Since then, he has collected an assortment of training devices, which even local service members sometimes use for training.
NEXT GENERATION TRAINING
If there is any indication of the programs success, it is the passion of their alumni. Several regularly return to Region 9, eager to pass on their experience to the next generation of fire science students.
“It’s super important,” Longley said. “They’re closer in age and they have a language that they can reach those youngsters better than me.”
Rumford’s Kody Moretto graduated from Region 9 in 2018 and is a member of the United States Army. No longer a student, he continues to visit the program as an informal instructor.
“Coming back and being able to teach classes, I can see the students have the passion and drive to become great firefighters,” he said. “There’s something about this program that really made me love the job, whether it was the amazing instructor or how once you walk into the class you become part of this big family.”

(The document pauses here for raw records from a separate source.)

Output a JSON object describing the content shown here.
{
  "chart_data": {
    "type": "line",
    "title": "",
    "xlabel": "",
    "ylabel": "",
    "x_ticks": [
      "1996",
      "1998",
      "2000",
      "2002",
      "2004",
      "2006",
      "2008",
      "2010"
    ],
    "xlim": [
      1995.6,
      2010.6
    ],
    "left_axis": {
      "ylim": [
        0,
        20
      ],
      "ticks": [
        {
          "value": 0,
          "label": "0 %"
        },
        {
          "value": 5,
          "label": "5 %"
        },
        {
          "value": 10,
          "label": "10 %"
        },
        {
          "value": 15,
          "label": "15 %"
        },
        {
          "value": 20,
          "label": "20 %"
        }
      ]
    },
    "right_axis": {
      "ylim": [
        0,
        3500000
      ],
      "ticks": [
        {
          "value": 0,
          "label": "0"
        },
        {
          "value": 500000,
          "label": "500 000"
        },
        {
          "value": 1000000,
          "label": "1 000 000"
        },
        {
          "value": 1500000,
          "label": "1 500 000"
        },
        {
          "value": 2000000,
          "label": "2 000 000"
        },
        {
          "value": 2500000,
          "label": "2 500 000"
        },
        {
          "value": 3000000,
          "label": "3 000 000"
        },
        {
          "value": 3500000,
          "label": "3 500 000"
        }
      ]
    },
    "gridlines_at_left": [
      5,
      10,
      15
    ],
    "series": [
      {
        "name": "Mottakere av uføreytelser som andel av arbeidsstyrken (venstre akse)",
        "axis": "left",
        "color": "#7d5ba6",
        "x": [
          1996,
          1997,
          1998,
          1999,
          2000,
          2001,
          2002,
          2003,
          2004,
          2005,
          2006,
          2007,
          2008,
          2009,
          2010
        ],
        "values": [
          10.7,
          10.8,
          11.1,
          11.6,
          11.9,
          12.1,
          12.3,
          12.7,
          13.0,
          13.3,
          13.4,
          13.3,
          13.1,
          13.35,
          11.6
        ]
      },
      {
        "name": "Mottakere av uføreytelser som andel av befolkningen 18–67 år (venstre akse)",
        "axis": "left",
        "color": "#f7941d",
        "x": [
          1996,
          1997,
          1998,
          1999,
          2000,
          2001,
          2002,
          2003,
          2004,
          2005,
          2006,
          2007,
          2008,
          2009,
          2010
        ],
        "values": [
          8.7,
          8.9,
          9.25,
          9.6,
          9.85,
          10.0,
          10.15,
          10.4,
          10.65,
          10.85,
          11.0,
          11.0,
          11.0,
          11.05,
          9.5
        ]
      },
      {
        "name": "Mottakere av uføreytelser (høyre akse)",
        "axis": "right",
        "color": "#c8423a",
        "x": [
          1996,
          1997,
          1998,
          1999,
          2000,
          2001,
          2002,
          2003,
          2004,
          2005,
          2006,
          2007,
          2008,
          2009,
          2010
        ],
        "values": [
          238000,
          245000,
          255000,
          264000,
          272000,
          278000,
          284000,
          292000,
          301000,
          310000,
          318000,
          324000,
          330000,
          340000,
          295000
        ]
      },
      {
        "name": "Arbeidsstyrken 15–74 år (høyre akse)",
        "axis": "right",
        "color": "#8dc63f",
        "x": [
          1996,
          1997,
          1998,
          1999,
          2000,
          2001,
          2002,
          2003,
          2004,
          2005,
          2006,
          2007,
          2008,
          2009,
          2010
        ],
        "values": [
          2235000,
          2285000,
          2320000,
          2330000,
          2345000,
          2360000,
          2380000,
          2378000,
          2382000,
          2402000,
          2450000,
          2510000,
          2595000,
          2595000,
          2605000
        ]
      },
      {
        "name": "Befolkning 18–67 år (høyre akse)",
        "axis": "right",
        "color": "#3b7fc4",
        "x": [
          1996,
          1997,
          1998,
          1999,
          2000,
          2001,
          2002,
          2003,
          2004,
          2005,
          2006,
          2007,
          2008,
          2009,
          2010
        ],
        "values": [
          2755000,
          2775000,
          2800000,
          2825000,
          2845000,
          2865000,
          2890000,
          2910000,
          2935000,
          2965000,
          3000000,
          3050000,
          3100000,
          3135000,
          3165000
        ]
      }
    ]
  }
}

Franklyn MacDonald, alumnus and member of Dixfield Fire, echoed Moretto’s sentiment, adding that the program had taught him more than just technical skills.
“It’s not always just about fighting fires,” he said. “It’s about knowing when someone’s down, how to talk to them, how to stay calm, and that’s because sometimes all someone needs is just someone to talk to. .”
Dozens of students like Moretto and MacDonald graduated from Region 9’s fire science program. Many continued as career, per diem or volunteer firefighters in surrounding communities including Rumford, Mexico and Peru.
By introducing students to the fire department early, high school programs like Region 9 develop much-needed firefighters for Maine’s understaffed departments.